In terms of setting it up, I can answer that one quickly: it’s actually more efficient than the UltraLight Control arm system. The latter is far more flexible, but that comes at a cost. The cost being that you need to fix the arms with independent clamps. Each clamp needs to be fixed in place tightly.

Image of the Fotodiox Articulated arm camera mount.

With a heavyweight monitor (the Ninja2 with two large capacity batteries is not what you call easy to handle) this may prove to be a challenge. In contrast, the Fotodiox camera mount has but one tension knob that fixes everything — the two articulating arms, the 360 degree rotating-capable mounts.

Both products are in aluminium, and both look to be quite strong. The UCL system is stronger, though. It’s not that you’ll be insecure with the Fotodiox, but on the UCL system, each clamp can ‘grab’ its part of each arm tightly, whereas the Fotodiox has only one point of failure (the tension knob). If that one fails, the entire arm collapses and your monitor with it.

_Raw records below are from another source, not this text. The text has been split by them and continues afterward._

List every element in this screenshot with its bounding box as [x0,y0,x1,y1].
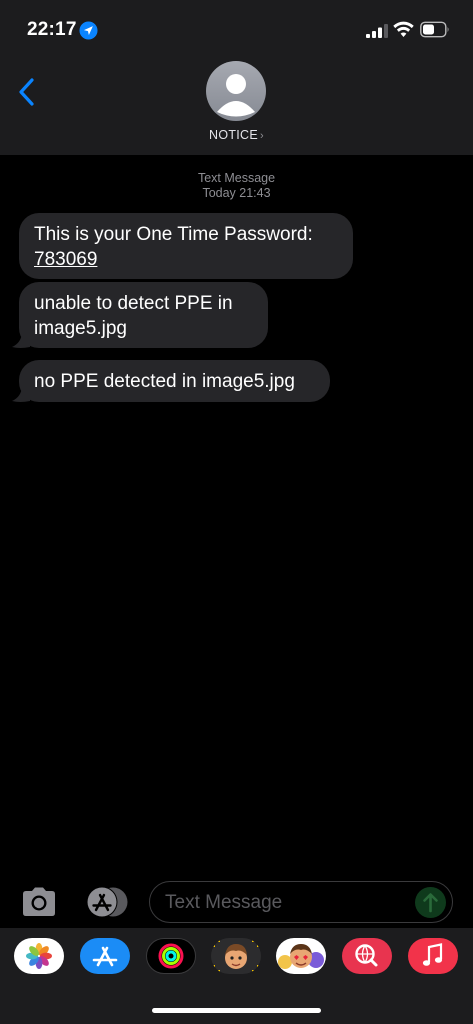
wifi-icon [393,21,414,37]
battery-icon [420,21,449,38]
memoji-icon [213,940,259,972]
web-search-icon [355,944,378,967]
back-chevron-icon[interactable] [16,76,38,108]
memoji-app-button[interactable] [211,938,261,974]
contact-name: NOTICE [209,128,259,142]
app-store-app-button[interactable] [80,938,130,974]
app-store-icon [92,946,118,967]
conversation-meta: Text Message Today 21:43 [0,171,473,201]
home-indicator[interactable] [152,1008,321,1013]
contact-avatar[interactable] [206,61,266,121]
bubble-tail [12,333,30,348]
arrow-up-icon [423,893,438,913]
fitness-rings-icon [158,943,184,969]
message-input-placeholder: Text Message [165,892,283,913]
message-bubble[interactable]: unable to detect PPE in image5.jpg [19,282,268,348]
music-app-button[interactable] [408,938,458,974]
conversation-header: 22:17 NOTICE › [0,0,473,155]
message-text: This is your One Time Password: [34,224,313,245]
photos-app-button[interactable] [14,938,64,974]
animoji-icon [278,944,324,969]
message-text: unable to detect PPE in [34,293,233,314]
otp-code-link[interactable]: 783069 [34,247,337,272]
contact-name-row[interactable]: NOTICE › [0,128,473,142]
message-text: image5.jpg [34,318,127,339]
bubble-tail [12,387,30,402]
message-bubble[interactable]: This is your One Time Password: 783069 [19,213,353,279]
person-silhouette-icon [217,74,255,117]
message-input[interactable]: Text Message [149,881,453,923]
send-button[interactable] [415,887,446,918]
photos-icon [26,943,52,969]
message-text: no PPE detected in image5.jpg [34,371,295,392]
app-store-icon[interactable] [83,886,129,918]
music-icon [422,943,443,966]
contact-details-chevron-icon: › [260,130,264,142]
camera-icon[interactable] [20,886,58,918]
status-time: 22:17 [27,19,77,40]
service-label: Text Message [197,171,276,185]
fitness-app-button[interactable] [146,938,196,974]
message-bubble[interactable]: no PPE detected in image5.jpg [19,360,330,402]
cellular-signal-icon [366,24,388,38]
animoji-app-button[interactable] [276,938,326,974]
web-search-app-button[interactable] [342,938,392,974]
messages-screen: 22:17 NOTICE › Text Message Today 21:43 … [0,0,473,1024]
location-arrow-icon [79,21,98,40]
message-timestamp: Today 21:43 [202,186,271,200]
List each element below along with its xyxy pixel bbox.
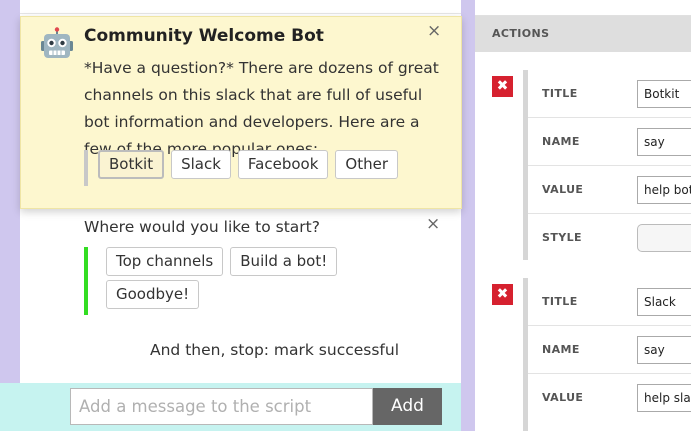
message-composer: Add	[0, 383, 461, 431]
attachment-button-botkit[interactable]: Botkit	[98, 150, 165, 179]
message-input[interactable]	[70, 388, 373, 425]
message-attachment: Top channels Build a bot! Goodbye!	[84, 247, 354, 315]
field-label: NAME	[542, 343, 580, 356]
field-label: NAME	[542, 135, 580, 148]
attachment-button-facebook[interactable]: Facebook	[237, 150, 329, 179]
actions-header: ACTIONS	[475, 16, 691, 52]
title-input[interactable]	[637, 288, 691, 316]
attachment-button-top-channels[interactable]: Top channels	[106, 247, 224, 276]
attachment-button-goodbye[interactable]: Goodbye!	[106, 280, 200, 309]
action-field-title: TITLE	[528, 278, 691, 326]
column-divider	[461, 0, 475, 431]
add-message-button[interactable]: Add	[373, 388, 442, 425]
attachment-button-other[interactable]: Other	[335, 150, 398, 179]
action-field-name: NAME	[528, 326, 691, 374]
action-field-name: NAME	[528, 118, 691, 166]
left-frame	[0, 0, 20, 431]
attachment-button-slack[interactable]: Slack	[171, 150, 231, 179]
title-input[interactable]	[637, 80, 691, 108]
script-end-action: And then, stop: mark successful	[150, 341, 400, 359]
close-icon[interactable]: ×	[427, 21, 441, 41]
field-label: VALUE	[542, 391, 584, 404]
action-field-value: VALUE	[528, 166, 691, 214]
panel-top-edge	[475, 0, 691, 16]
action-field-value: VALUE	[528, 374, 691, 422]
delete-icon[interactable]: ✖	[492, 76, 513, 97]
field-label: TITLE	[542, 87, 578, 100]
message-text[interactable]: Where would you like to start?	[84, 218, 320, 236]
actions-panel: ACTIONS ✖ TITLE NAME VALUE STYLE ✖ TITLE…	[475, 0, 691, 431]
field-label: TITLE	[542, 295, 578, 308]
value-input[interactable]	[637, 384, 691, 412]
message-attachment: Botkit Slack Facebook Other	[84, 150, 398, 186]
action-field-style: STYLE	[528, 214, 691, 262]
attachment-button-build-a-bot[interactable]: Build a bot!	[230, 247, 338, 276]
close-icon[interactable]: ×	[426, 214, 440, 234]
value-input[interactable]	[637, 176, 691, 204]
bot-name: Community Welcome Bot	[84, 26, 324, 46]
delete-icon[interactable]: ✖	[492, 284, 513, 305]
name-input[interactable]	[637, 336, 691, 364]
field-label: VALUE	[542, 183, 584, 196]
message-text: *Have a question?* There are dozens of g…	[84, 59, 439, 158]
robot-icon	[41, 27, 73, 58]
previous-message-edge	[20, 0, 461, 14]
actions-header-label: ACTIONS	[492, 27, 550, 40]
name-input[interactable]	[637, 128, 691, 156]
field-label: STYLE	[542, 231, 582, 244]
style-select[interactable]	[637, 224, 691, 252]
action-field-title: TITLE	[528, 70, 691, 118]
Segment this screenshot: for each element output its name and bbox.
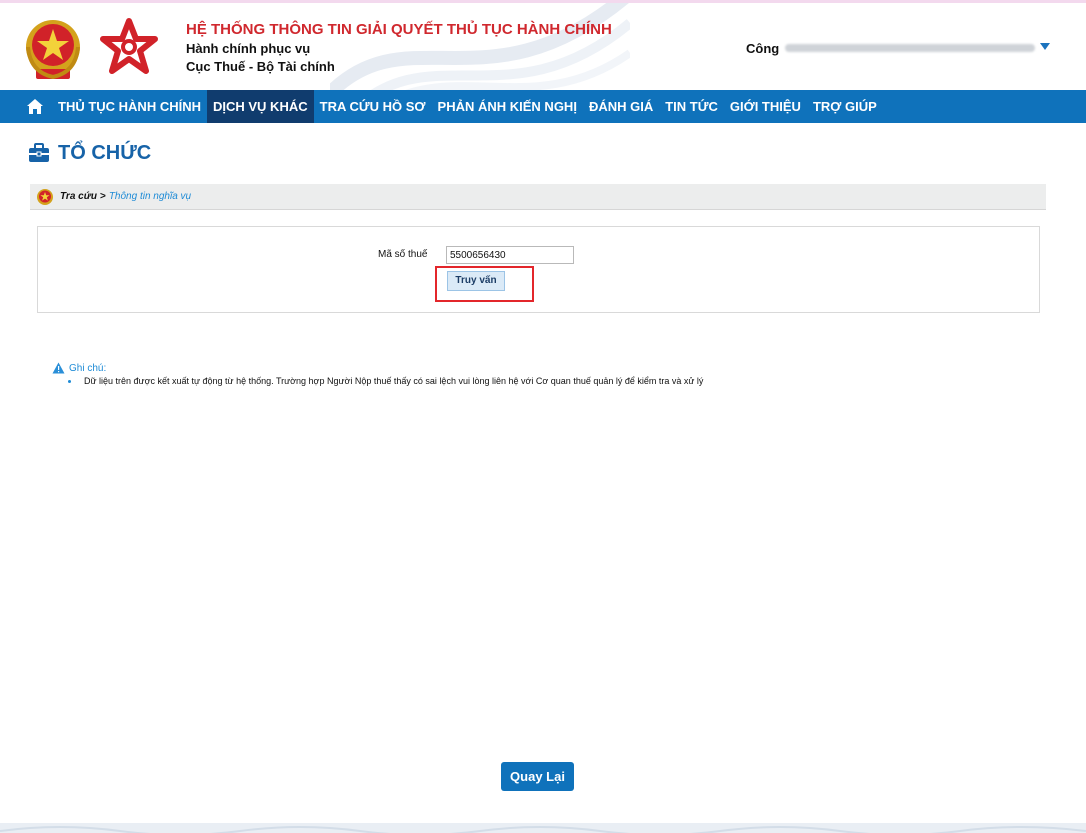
site-header: HỆ THỐNG THÔNG TIN GIẢI QUYẾT THỦ TỤC HÀ… <box>0 3 1086 90</box>
star-logo-icon <box>100 18 158 74</box>
nav-item[interactable]: TRA CỨU HỒ SƠ <box>314 90 432 123</box>
breadcrumb-home-link[interactable]: Tra cứu <box>60 191 97 202</box>
header-decoration <box>330 3 630 90</box>
nav-home[interactable] <box>20 90 50 123</box>
note-item: Dữ liệu trên được kết xuất tự động từ hệ… <box>68 376 703 386</box>
briefcase-icon <box>29 143 49 162</box>
nav-item[interactable]: TIN TỨC <box>659 90 724 123</box>
nav-item[interactable]: DỊCH VỤ KHÁC <box>207 90 314 123</box>
tax-code-input[interactable] <box>446 246 574 264</box>
system-subtitle: Hành chính phục vụ <box>186 41 311 56</box>
redacted-user-name <box>785 44 1036 52</box>
national-emblem-icon <box>37 188 53 205</box>
nav-menu: THỦ TỤC HÀNH CHÍNH DỊCH VỤ KHÁC TRA CỨU HỒ… <box>52 90 883 123</box>
breadcrumb-separator: > <box>99 191 106 202</box>
tax-code-label: Mã số thuế <box>378 249 428 260</box>
agency-name: Cục Thuế - Bộ Tài chính <box>186 59 335 74</box>
highlight-annotation <box>435 266 534 302</box>
search-form: Mã số thuế Truy vấn <box>37 226 1040 313</box>
national-emblem-icon <box>26 20 80 80</box>
system-title: HỆ THỐNG THÔNG TIN GIẢI QUYẾT THỦ TỤC HÀ… <box>186 21 612 38</box>
breadcrumb: Tra cứu > Thông tin nghĩa vụ <box>30 184 1046 210</box>
page-heading: TỔ CHỨC <box>28 140 151 166</box>
user-menu[interactable]: Công <box>746 39 1036 57</box>
chevron-down-icon[interactable] <box>1040 43 1050 50</box>
breadcrumb-current[interactable]: Thông tin nghĩa vụ <box>109 191 191 202</box>
note-heading: Ghi chú: <box>52 362 106 374</box>
bullet-icon <box>68 380 71 383</box>
footer-decoration <box>0 823 1086 833</box>
back-button[interactable]: Quay Lại <box>501 762 574 791</box>
home-icon <box>27 99 43 114</box>
main-navbar: THỦ TỤC HÀNH CHÍNH DỊCH VỤ KHÁC TRA CỨU HỒ… <box>0 90 1086 123</box>
nav-item[interactable]: ĐÁNH GIÁ <box>583 90 659 123</box>
note-title: Ghi chú: <box>69 362 107 374</box>
nav-item[interactable]: PHẢN ÁNH KIẾN NGHỊ <box>432 90 583 123</box>
note-text: Dữ liệu trên được kết xuất tự động từ hệ… <box>84 376 704 386</box>
nav-item[interactable]: TRỢ GIÚP <box>807 90 883 123</box>
page-title: TỔ CHỨC <box>58 141 152 164</box>
nav-item[interactable]: THỦ TỤC HÀNH CHÍNH <box>52 90 207 123</box>
user-name: Công <box>746 40 780 56</box>
note-list: Dữ liệu trên được kết xuất tự động từ hệ… <box>68 376 703 386</box>
nav-item[interactable]: GIỚI THIỆU <box>724 90 807 123</box>
warning-icon <box>52 362 65 374</box>
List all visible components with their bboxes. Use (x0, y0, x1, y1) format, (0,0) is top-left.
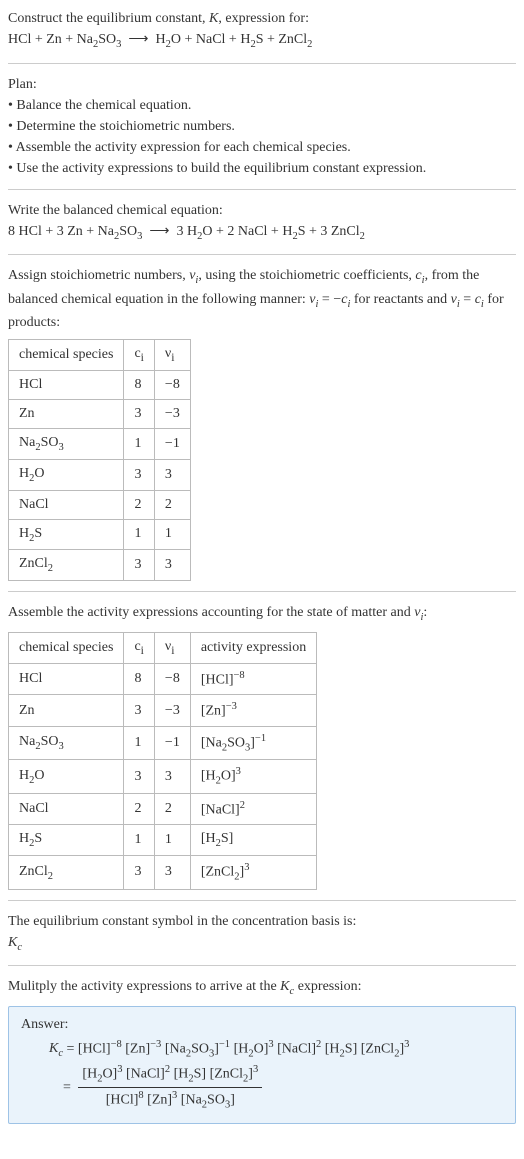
stoich-table: chemical species ci νi HCl8−8 Zn3−3 Na2S… (8, 339, 191, 581)
col-species: chemical species (9, 340, 124, 371)
multiply-section: Mulitply the activity expressions to arr… (8, 965, 516, 1134)
table-header-row: chemical species ci νi activity expressi… (9, 632, 317, 663)
answer-denominator: [HCl]8 [Zn]3 [Na2SO3] (78, 1088, 262, 1113)
col-species: chemical species (9, 632, 124, 663)
kc-symbol-text: The equilibrium constant symbol in the c… (8, 911, 516, 932)
activity-section: Assemble the activity expressions accoun… (8, 591, 516, 899)
table-row: HCl8−8 (9, 370, 191, 399)
balanced-section: Write the balanced chemical equation: 8 … (8, 189, 516, 255)
stoich-intro: Assign stoichiometric numbers, νi, using… (8, 265, 516, 333)
multiply-intro: Mulitply the activity expressions to arr… (8, 976, 516, 1000)
stoich-section: Assign stoichiometric numbers, νi, using… (8, 254, 516, 591)
answer-line1: Kc = [HCl]−8 [Zn]−3 [Na2SO3]−1 [H2O]3 [N… (49, 1037, 503, 1062)
col-vi: νi (154, 632, 190, 663)
table-row: H2S11[H2S] (9, 825, 317, 856)
construct-equation: HCl + Zn + Na2SO3 ⟶ H2O + NaCl + H2S + Z… (8, 29, 516, 53)
table-row: Na2SO31−1 (9, 428, 191, 459)
table-row: ZnCl233 (9, 550, 191, 581)
table-row: Zn3−3 (9, 399, 191, 428)
equals-sign: = (63, 1080, 71, 1095)
plan-item: • Balance the chemical equation. (8, 95, 516, 116)
balanced-title: Write the balanced chemical equation: (8, 200, 516, 221)
table-row: NaCl22[NaCl]2 (9, 793, 317, 825)
col-activity: activity expression (190, 632, 316, 663)
kc-symbol: Kc (8, 932, 516, 956)
construct-title: Construct the equilibrium constant, K, e… (8, 8, 516, 29)
col-ci: ci (124, 632, 154, 663)
table-row: H2S11 (9, 519, 191, 550)
table-row: H2O33[H2O]3 (9, 760, 317, 793)
answer-numerator: [H2O]3 [NaCl]2 [H2S] [ZnCl2]3 (78, 1062, 262, 1088)
answer-line2: = [H2O]3 [NaCl]2 [H2S] [ZnCl2]3 [HCl]8 [… (49, 1062, 503, 1113)
plan-title: Plan: (8, 74, 516, 95)
col-ci: ci (124, 340, 154, 371)
balanced-equation: 8 HCl + 3 Zn + Na2SO3 ⟶ 3 H2O + 2 NaCl +… (8, 221, 516, 245)
table-row: H2O33 (9, 459, 191, 490)
plan-item: • Assemble the activity expression for e… (8, 137, 516, 158)
answer-fraction: [H2O]3 [NaCl]2 [H2S] [ZnCl2]3 [HCl]8 [Zn… (78, 1062, 262, 1113)
col-vi: νi (154, 340, 190, 371)
answer-title: Answer: (21, 1017, 503, 1033)
activity-table: chemical species ci νi activity expressi… (8, 632, 317, 890)
construct-section: Construct the equilibrium constant, K, e… (8, 8, 516, 63)
answer-box: Answer: Kc = [HCl]−8 [Zn]−3 [Na2SO3]−1 [… (8, 1006, 516, 1125)
activity-intro: Assemble the activity expressions accoun… (8, 602, 516, 626)
table-header-row: chemical species ci νi (9, 340, 191, 371)
kc-symbol-section: The equilibrium constant symbol in the c… (8, 900, 516, 966)
table-row: Zn3−3[Zn]−3 (9, 695, 317, 727)
table-row: HCl8−8[HCl]−8 (9, 663, 317, 695)
plan-item: • Determine the stoichiometric numbers. (8, 116, 516, 137)
table-row: NaCl22 (9, 490, 191, 519)
plan-section: Plan: • Balance the chemical equation. •… (8, 63, 516, 189)
table-row: Na2SO31−1[Na2SO3]−1 (9, 726, 317, 759)
plan-item: • Use the activity expressions to build … (8, 158, 516, 179)
table-row: ZnCl233[ZnCl2]3 (9, 856, 317, 889)
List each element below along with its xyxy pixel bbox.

However, I did not have the impression that it would fail that easily. In fact, I could fix the tension knob just as tightly as the UCL clamps. In both cases, the Ninja2 sits on the system and doesn’t move a millimeter, not even when I moved the camera-and-monitor setup quite violently.

One word of advice: the Fotodiox comes with a number of converters to allow for mounting on dSLR hotshoes. Don’t use those without much care. The conversion mechanism behaved very weakly in my testing, loosening up with almost every shake or move of the monitor. Besides, the hotshoe of a dSLR (unless you’re lucky enough to own a top-pro model) isn’t meant to carry the weight of a field recorder/monitor like the Ninja.

There’s one distinct reason why you would opt for the more expensive UCL system, though, and that’s flexible scalability. The Fotodiox arm I tested is the longest in the range. The UCL arms can be extended ad infinitum. You can keep on building on this system for as much as you want.